Bastırma kavramı, bazı psikologlar ve araştırmacılar tarafından eleştirilmiştir. Eleştiriler, bastırmanın varlığına dair yeterli kanıt bulunmadığına ve bastırmanın, anıları hatırlama ve unutma süreçlerini açıklamak için yeterli bir açıklama olmadığına odaklanmaktadır.
Bazı eleştirmenler, bastırma kavramının, travmatik deneyimlerle başa çıkmakta zorlanan bireyleri suçlamaya ve damgalamaya yol açabileceğini savunmaktadır. Bu eleştirmenler, travmatik deneyimlerin etkilerini anlamak ve bu deneyimlerle başa çıkmak için daha karmaşık ve çok yönlü yaklaşımların gerektiğini vurgulamaktadır.
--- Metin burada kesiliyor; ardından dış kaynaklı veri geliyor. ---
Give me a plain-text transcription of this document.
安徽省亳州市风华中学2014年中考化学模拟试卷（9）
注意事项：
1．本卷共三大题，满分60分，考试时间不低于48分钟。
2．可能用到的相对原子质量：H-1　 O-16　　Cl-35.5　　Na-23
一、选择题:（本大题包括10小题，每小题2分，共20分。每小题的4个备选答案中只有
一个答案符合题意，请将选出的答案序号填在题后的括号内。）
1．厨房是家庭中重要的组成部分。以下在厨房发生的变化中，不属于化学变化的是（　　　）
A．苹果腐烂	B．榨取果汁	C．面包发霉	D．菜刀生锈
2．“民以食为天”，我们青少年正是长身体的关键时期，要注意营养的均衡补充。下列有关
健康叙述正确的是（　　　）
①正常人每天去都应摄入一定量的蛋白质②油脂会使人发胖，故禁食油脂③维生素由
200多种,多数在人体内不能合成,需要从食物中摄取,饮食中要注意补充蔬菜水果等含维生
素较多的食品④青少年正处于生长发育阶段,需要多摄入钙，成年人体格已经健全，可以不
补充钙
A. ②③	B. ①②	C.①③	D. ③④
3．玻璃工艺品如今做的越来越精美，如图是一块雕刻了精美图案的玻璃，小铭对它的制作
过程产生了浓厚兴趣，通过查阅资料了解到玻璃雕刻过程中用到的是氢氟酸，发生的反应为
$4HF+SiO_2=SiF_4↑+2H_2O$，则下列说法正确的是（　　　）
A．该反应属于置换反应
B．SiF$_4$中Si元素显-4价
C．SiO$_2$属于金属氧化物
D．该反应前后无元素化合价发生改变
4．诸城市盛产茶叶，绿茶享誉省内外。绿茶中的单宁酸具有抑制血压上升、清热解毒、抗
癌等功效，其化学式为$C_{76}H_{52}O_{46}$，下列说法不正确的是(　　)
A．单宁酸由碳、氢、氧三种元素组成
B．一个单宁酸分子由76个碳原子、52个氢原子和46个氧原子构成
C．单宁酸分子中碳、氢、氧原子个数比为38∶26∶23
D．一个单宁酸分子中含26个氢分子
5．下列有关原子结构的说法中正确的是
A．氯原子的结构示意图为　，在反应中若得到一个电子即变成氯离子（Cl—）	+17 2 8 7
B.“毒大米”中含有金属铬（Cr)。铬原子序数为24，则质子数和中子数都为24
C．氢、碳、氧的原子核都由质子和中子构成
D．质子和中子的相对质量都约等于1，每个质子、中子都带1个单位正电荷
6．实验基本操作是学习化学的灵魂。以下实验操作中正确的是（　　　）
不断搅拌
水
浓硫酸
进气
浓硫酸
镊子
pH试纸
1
Bastırma, psikolojide önemli ve tartışmalı bir kavramdır. Bastırma, bireyin rahatsız edici düşünce ve duyguları bilinçli farkındalığından uzak tutarak, anksiyete ve stresten korunmasına yardımcı olabilir. Ancak, bastırma, uzun vadede nevrotik semptomlara, duygusal blokajlara ve ilişki sorunlarına neden olabilir.
Psikoterapi, bastırılmış materyalin bilinçli farkındalığa getirilmesine ve işlenmesine yardımcı olabilir. Bastırma kavramı, psikoloji alanında hala araştırılmaya ve tartışılmaya devam etmektedir.